Interestingly, as I found out during my guided tour with Head Gardener Sean Harkin, some of these Plane trees can help to tell the history of the site. Trees positioned to the north of the pond area mark the boundary of the garden before the embankment was constructed and the river confined in 1870. The Garden was thus enlarged with the land reclaimed from the Thames. It seems hard to imagine the river significantly wider than we find it today, particularly when standing in the garden where water would once have flowed. Indeed, the site itself is steeped in history, with references and records of gardens and orchards dating back to the 12th Century.
The wonderful team, led by Sean and made up of Sophie, Emily, Rekha and Sam, have been embarking of a series of projects over the last few years to extend the seasonal interest on display in the gardens. As part of this work, one focus has been to create meadow areas with a tapestry of flowering bulbs, providing early interest from January through until May. The meadow areas have been planted with bulbs for the past two autumns, and at the time of my visit, there were swathes of Narcissus ‘Actaea’ (image seen here), with white petals surrounding a small red cup, and Narcissus ‘Hawera’, with stems of nodding yellow flowers.
Interest created by flowering bulbs in the meadow areas has also been echoed in different sections across the Garden, with trees underplanted by Hakonechloa macra grasses and punctuated with the white of Narcissus ‘Thalia’, a particular favourite of mine with a gently nodding pure white flower. We are fortunate to have great numbers of Narcissus ‘Thalia’ here at the Museum and in the adjacent St Mary’s Gardens, which provided flashes of bright white in the gardens during the early part of spring.
A sea of Smyrnium perfoliatum has also been added as underplanting to the London Plane Trees at the Inner Temple Garden, creating a wonderfully vibrant scene of electric yellow against the perfectly green grass. Just this week I was admiring Smyrnium at Benton End, seen above, where the Museum’s Head Gardener, Matt Collins, is tending to a treasure trove of a garden that was formerly home to artist-plantsman Sir Cedric Morris (1889-1982). Morris would have, I am sure, rather liked the colourful meadow displays of the Inner Temple Garden.
I would also be remiss if I did not mention the spectacular pot exhibitions across the Inner Temple grounds. Large collections of pots have been placed here and there to create colourful spring splashes, with Narcissus, Hyacinth and Tulip combinations. Tulipa ‘Apricot Pride’ and Tulipa ‘Exotic Emperor’ were just some of the varieties on display, seen here. During my visit we began dead heading some of the planters, in particular some Hyacinths whose show for the year was done. I sadly think that, at the time of writing, the tulips will also now have gone over. The team will, I am sure, have something special in store for the next display.
Much of my time was spent with the team maintaining the Garden, with some propagation work in the wonderfully organised glasshouse, seen here. One task included pricking out some young Sidalcea malviflora seedlings and potting on. Here’s hoping they are doing well!

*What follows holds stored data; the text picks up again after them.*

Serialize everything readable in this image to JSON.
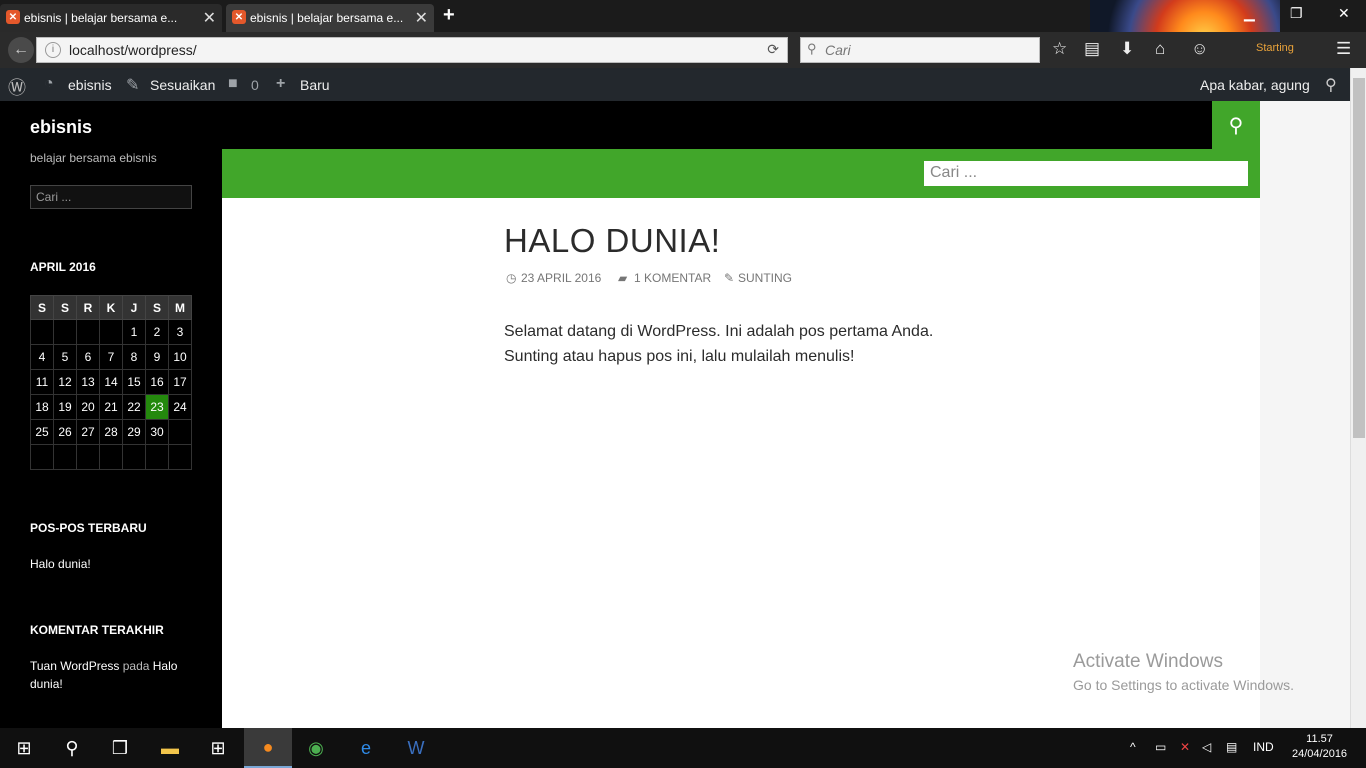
{
  "browser": {
    "tabs": [
      {
        "title": "ebisnis | belajar bersama e..."
      },
      {
        "title": "ebisnis | belajar bersama e..."
      }
    ],
    "new_tab": "+",
    "url": "localhost/wordpress/",
    "search_placeholder": "Cari",
    "status_text": "Starting"
  },
  "admin_bar": {
    "site_name": "ebisnis",
    "customize": "Sesuaikan",
    "comments_count": "0",
    "new_label": "Baru",
    "greeting": "Apa kabar, agung"
  },
  "sidebar": {
    "site_title": "ebisnis",
    "site_description": "belajar bersama ebisnis",
    "search_placeholder": "Cari ...",
    "calendar": {
      "caption": "APRIL 2016",
      "headers": [
        "S",
        "S",
        "R",
        "K",
        "J",
        "S",
        "M"
      ],
      "rows": [
        [
          "",
          "",
          "",
          "",
          "1",
          "2",
          "3"
        ],
        [
          "4",
          "5",
          "6",
          "7",
          "8",
          "9",
          "10"
        ],
        [
          "11",
          "12",
          "13",
          "14",
          "15",
          "16",
          "17"
        ],
        [
          "18",
          "19",
          "20",
          "21",
          "22",
          "23",
          "24"
        ],
        [
          "25",
          "26",
          "27",
          "28",
          "29",
          "30",
          ""
        ],
        [
          "",
          "",
          "",
          "",
          "",
          "",
          ""
        ]
      ],
      "today": "23"
    },
    "recent_posts_title": "POS-POS TERBARU",
    "recent_post": "Halo dunia!",
    "recent_comments_title": "KOMENTAR TERAKHIR",
    "comment_author": "Tuan WordPress",
    "comment_on": "pada",
    "comment_post_a": "Halo",
    "comment_post_b": "dunia!"
  },
  "header": {
    "search_placeholder": "Cari ..."
  },
  "post": {
    "title": "HALO DUNIA!",
    "date": "23 APRIL 2016",
    "comments": "1 KOMENTAR",
    "edit": "SUNTING",
    "body_line1": "Selamat datang di WordPress. Ini adalah pos pertama Anda.",
    "body_line2": "Sunting atau hapus pos ini, lalu mulailah menulis!"
  },
  "watermark": {
    "title": "Activate Windows",
    "subtitle": "Go to Settings to activate Windows."
  },
  "taskbar": {
    "language": "IND",
    "time": "11.57",
    "date": "24/04/2016"
  },
  "colors": {
    "accent_green": "#41a62a",
    "today_green": "#24890d",
    "admin_bar": "#23282d"
  }
}
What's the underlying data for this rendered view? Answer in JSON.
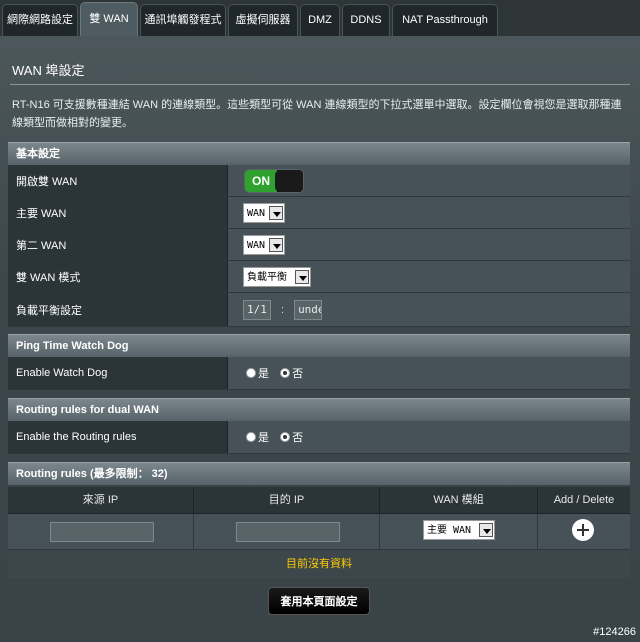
{
  "tabs": [
    {
      "label": "網際網路設定",
      "active": false
    },
    {
      "label": "雙 WAN",
      "active": true
    },
    {
      "label": "通訊埠觸發程式",
      "active": false
    },
    {
      "label": "虛擬伺服器",
      "active": false
    },
    {
      "label": "DMZ",
      "active": false
    },
    {
      "label": "DDNS",
      "active": false
    },
    {
      "label": "NAT Passthrough",
      "active": false
    }
  ],
  "page": {
    "title": "WAN 埠設定",
    "description": "RT-N16 可支援數種連結 WAN 的連線類型。這些類型可從 WAN 連線類型的下拉式選單中選取。設定欄位會視您是選取那種連線類型而做相對的變更。"
  },
  "basic": {
    "header": "基本設定",
    "enable_dual_wan": {
      "label": "開啟雙 WAN",
      "state": "ON"
    },
    "primary_wan": {
      "label": "主要 WAN",
      "value": "WAN"
    },
    "secondary_wan": {
      "label": "第二 WAN",
      "value": "WAN"
    },
    "dual_wan_mode": {
      "label": "雙 WAN 模式",
      "value": "負載平衡"
    },
    "load_balance": {
      "label": "負載平衡設定",
      "ratio_1": "1/1",
      "separator": ":",
      "ratio_2": "unde"
    }
  },
  "watchdog": {
    "header": "Ping Time Watch Dog",
    "enable": {
      "label": "Enable Watch Dog",
      "yes": "是",
      "no": "否",
      "selected": "no"
    }
  },
  "routing": {
    "header": "Routing rules for dual WAN",
    "enable": {
      "label": "Enable the Routing rules",
      "yes": "是",
      "no": "否",
      "selected": "no"
    }
  },
  "rules": {
    "header": "Routing rules (最多限制： 32)",
    "columns": [
      "來源 IP",
      "目的 IP",
      "WAN 模組",
      "Add / Delete"
    ],
    "new_row": {
      "source_ip": "",
      "dest_ip": "",
      "wan_module": "主要 WAN"
    },
    "empty_text": "目前沒有資料"
  },
  "apply_label": "套用本頁面設定",
  "watermark": "#124266",
  "colors": {
    "accent_on": "#2ea12e",
    "no_data": "#ffcc00"
  }
}
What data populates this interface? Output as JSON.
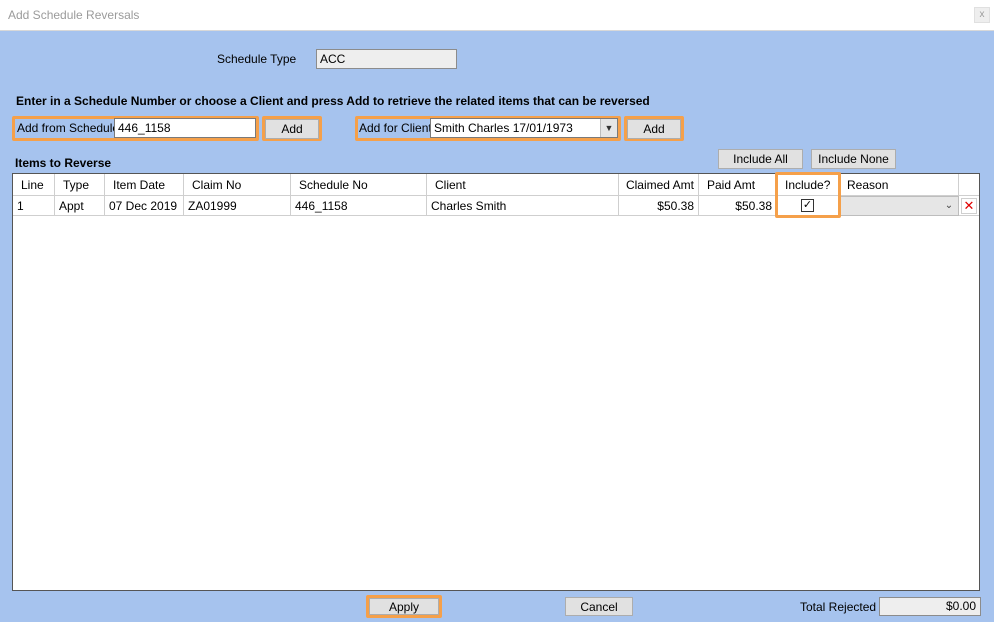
{
  "window": {
    "title": "Add Schedule Reversals",
    "close_label": "x"
  },
  "schedule_type": {
    "label": "Schedule Type",
    "value": "ACC"
  },
  "instruction": "Enter in a Schedule Number or choose a Client and press Add to retrieve the related items that can be reversed",
  "add_from_schedule": {
    "label": "Add from Schedule",
    "value": "446_1158",
    "button": "Add"
  },
  "add_for_client": {
    "label": "Add for Client",
    "value": "Smith Charles 17/01/1973",
    "button": "Add"
  },
  "items_section": {
    "label": "Items to Reverse",
    "include_all": "Include All",
    "include_none": "Include None"
  },
  "table": {
    "columns": [
      "Line",
      "Type",
      "Item Date",
      "Claim No",
      "Schedule No",
      "Client",
      "Claimed Amt",
      "Paid Amt",
      "Include?",
      "Reason"
    ],
    "rows": [
      {
        "line": "1",
        "type": "Appt",
        "item_date": "07 Dec 2019",
        "claim_no": "ZA01999",
        "schedule_no": "446_1158",
        "client": "Charles Smith",
        "claimed_amt": "$50.38",
        "paid_amt": "$50.38",
        "include": true,
        "reason": ""
      }
    ]
  },
  "footer": {
    "apply": "Apply",
    "cancel": "Cancel",
    "total_rejected_label": "Total Rejected",
    "total_rejected_value": "$0.00"
  },
  "colors": {
    "background": "#a6c3ee",
    "highlight": "#f5a04a",
    "delete_icon": "#e00000"
  }
}
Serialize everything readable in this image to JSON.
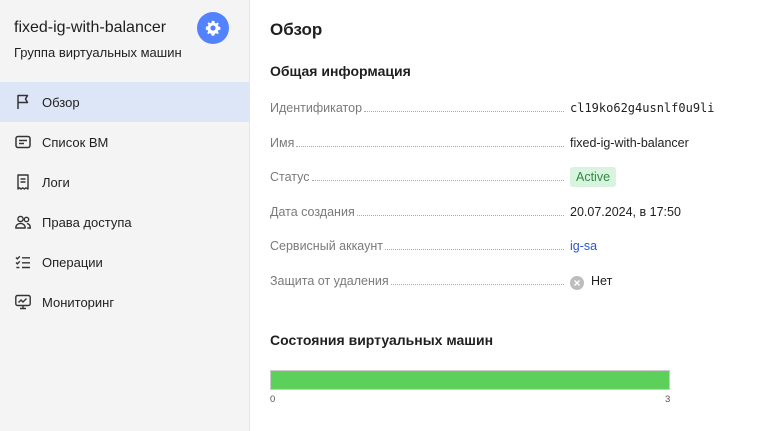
{
  "sidebar": {
    "title": "fixed-ig-with-balancer",
    "subtitle": "Группа виртуальных машин",
    "items": [
      {
        "label": "Обзор",
        "icon": "flag-icon",
        "active": true
      },
      {
        "label": "Список ВМ",
        "icon": "list-card-icon",
        "active": false
      },
      {
        "label": "Логи",
        "icon": "receipt-icon",
        "active": false
      },
      {
        "label": "Права доступа",
        "icon": "persons-icon",
        "active": false
      },
      {
        "label": "Операции",
        "icon": "checklist-icon",
        "active": false
      },
      {
        "label": "Мониторинг",
        "icon": "monitor-chart-icon",
        "active": false
      }
    ],
    "settings_icon": "gear-icon",
    "accent_color": "#5282ff"
  },
  "main": {
    "title": "Обзор",
    "general_section": "Общая информация",
    "fields": {
      "id": {
        "label": "Идентификатор",
        "value": "cl19ko62g4usnlf0u9li"
      },
      "name": {
        "label": "Имя",
        "value": "fixed-ig-with-balancer"
      },
      "status": {
        "label": "Статус",
        "value": "Active"
      },
      "created": {
        "label": "Дата создания",
        "value": "20.07.2024, в 17:50"
      },
      "service_account": {
        "label": "Сервисный аккаунт",
        "value": "ig-sa"
      },
      "deletion_protection": {
        "label": "Защита от удаления",
        "value": "Нет"
      }
    },
    "vm_states_section": "Состояния виртуальных машин",
    "vm_states_bar": {
      "min": "0",
      "max": "3",
      "fill_fraction": 1.0,
      "color": "#5dd05b"
    }
  }
}
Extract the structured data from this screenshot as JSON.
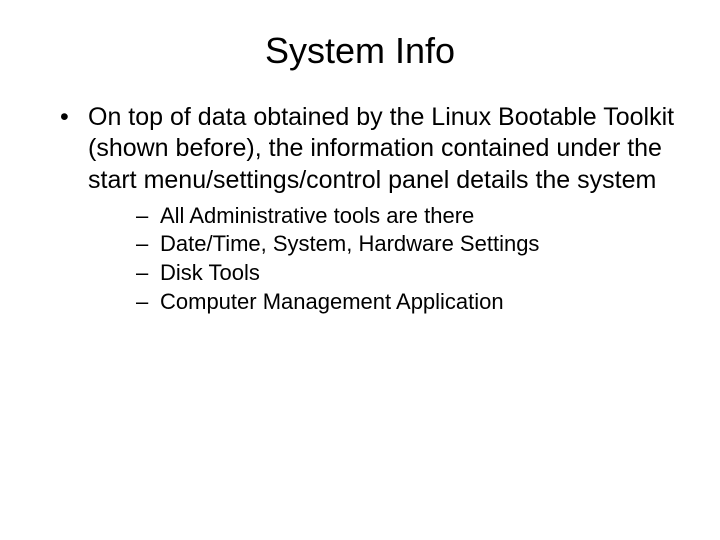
{
  "title": "System Info",
  "bullet": {
    "text": "On top of data obtained by the Linux Bootable Toolkit (shown before), the information contained under the start menu/settings/control panel details the system",
    "subitems": [
      "All Administrative tools are there",
      "Date/Time, System, Hardware Settings",
      "Disk Tools",
      "Computer Management Application"
    ]
  }
}
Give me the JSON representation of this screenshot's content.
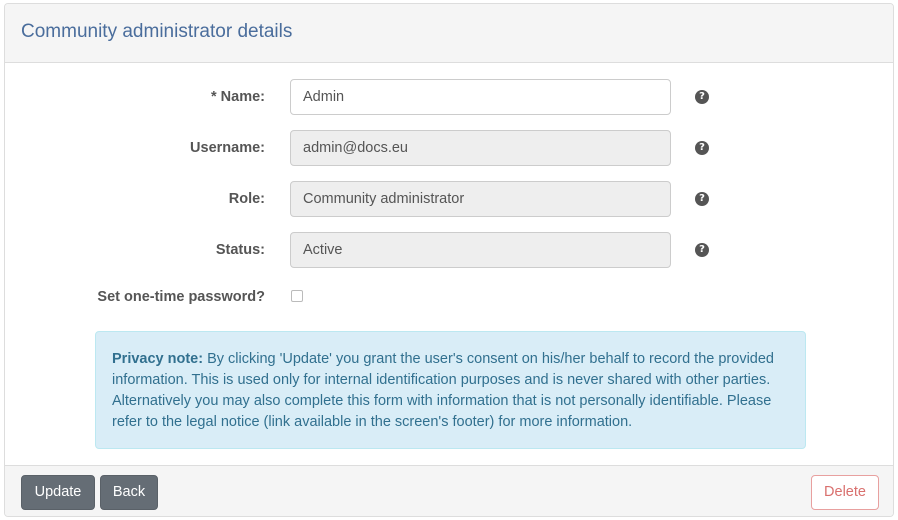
{
  "panel": {
    "title": "Community administrator details"
  },
  "form": {
    "name": {
      "label": "* Name:",
      "value": "Admin",
      "help": "?"
    },
    "username": {
      "label": "Username:",
      "value": "admin@docs.eu",
      "help": "?"
    },
    "role": {
      "label": "Role:",
      "value": "Community administrator",
      "help": "?"
    },
    "status": {
      "label": "Status:",
      "value": "Active",
      "help": "?"
    },
    "otp": {
      "label": "Set one-time password?",
      "checked": false
    }
  },
  "privacy": {
    "title": "Privacy note:",
    "text": " By clicking 'Update' you grant the user's consent on his/her behalf to record the provided information. This is used only for internal identification purposes and is never shared with other parties. Alternatively you may also complete this form with information that is not personally identifiable. Please refer to the legal notice (link available in the screen's footer) for more information."
  },
  "footer": {
    "update_label": "Update",
    "back_label": "Back",
    "delete_label": "Delete"
  },
  "colors": {
    "title": "#4a6d9c",
    "alert_bg": "#d9edf7",
    "alert_text": "#31708f",
    "button_dark": "#656d75",
    "danger": "#d9706e"
  }
}
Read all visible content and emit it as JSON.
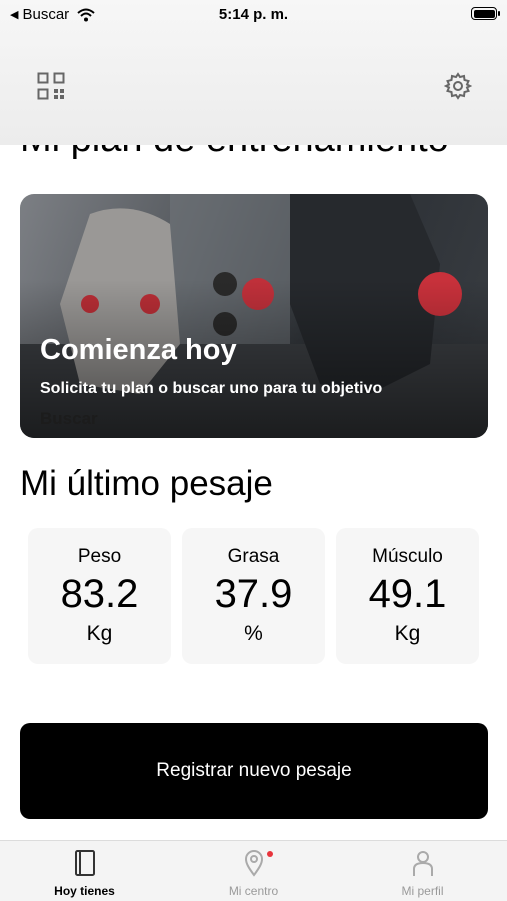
{
  "status_bar": {
    "back_label": "Buscar",
    "time": "5:14 p. m."
  },
  "header": {
    "left_icon": "qr-code-icon",
    "right_icon": "gear-icon",
    "partial_title": "Mi plan de entrenamiento"
  },
  "promo_card": {
    "title": "Comienza hoy",
    "subtitle": "Solicita tu plan o buscar uno para tu objetivo",
    "link_label": "Buscar"
  },
  "weigh_in": {
    "title": "Mi último pesaje",
    "stats": [
      {
        "label": "Peso",
        "value": "83.2",
        "unit": "Kg"
      },
      {
        "label": "Grasa",
        "value": "37.9",
        "unit": "%"
      },
      {
        "label": "Músculo",
        "value": "49.1",
        "unit": "Kg"
      }
    ]
  },
  "actions": {
    "register_label": "Registrar nuevo pesaje"
  },
  "tabbar": {
    "tabs": [
      {
        "label": "Hoy tienes",
        "icon": "notebook-icon",
        "active": true
      },
      {
        "label": "Mi centro",
        "icon": "location-pin-icon",
        "active": false,
        "badge": true
      },
      {
        "label": "Mi perfil",
        "icon": "person-icon",
        "active": false
      }
    ]
  },
  "colors": {
    "accent": "#000000",
    "badge": "#e8343c",
    "inactive_tab": "#9a9a9a"
  }
}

Time was also spent creating structures to support plants in the borders. Weaving was done with coppiced hazel, which creates a natural looking plant support which is undoubtably more decorative when compared to bamboo canes. Deputy Head Gardener, Sophie Tatzkow, was very encouraging, although looking back at the photos I proudly took of my work, some were clearly better than others. Report would read: good effort, but still some way to go. One of my better creations seen below.
If you are able to visit, now would most certainly be a good time to go. The High Border is full of foxgloves, pale yet colourful spikes against the yellow back drop of Rosa banksiae ‘Lutea’, which has covered much of the old railings. A perfect spot for a lunchtime walk?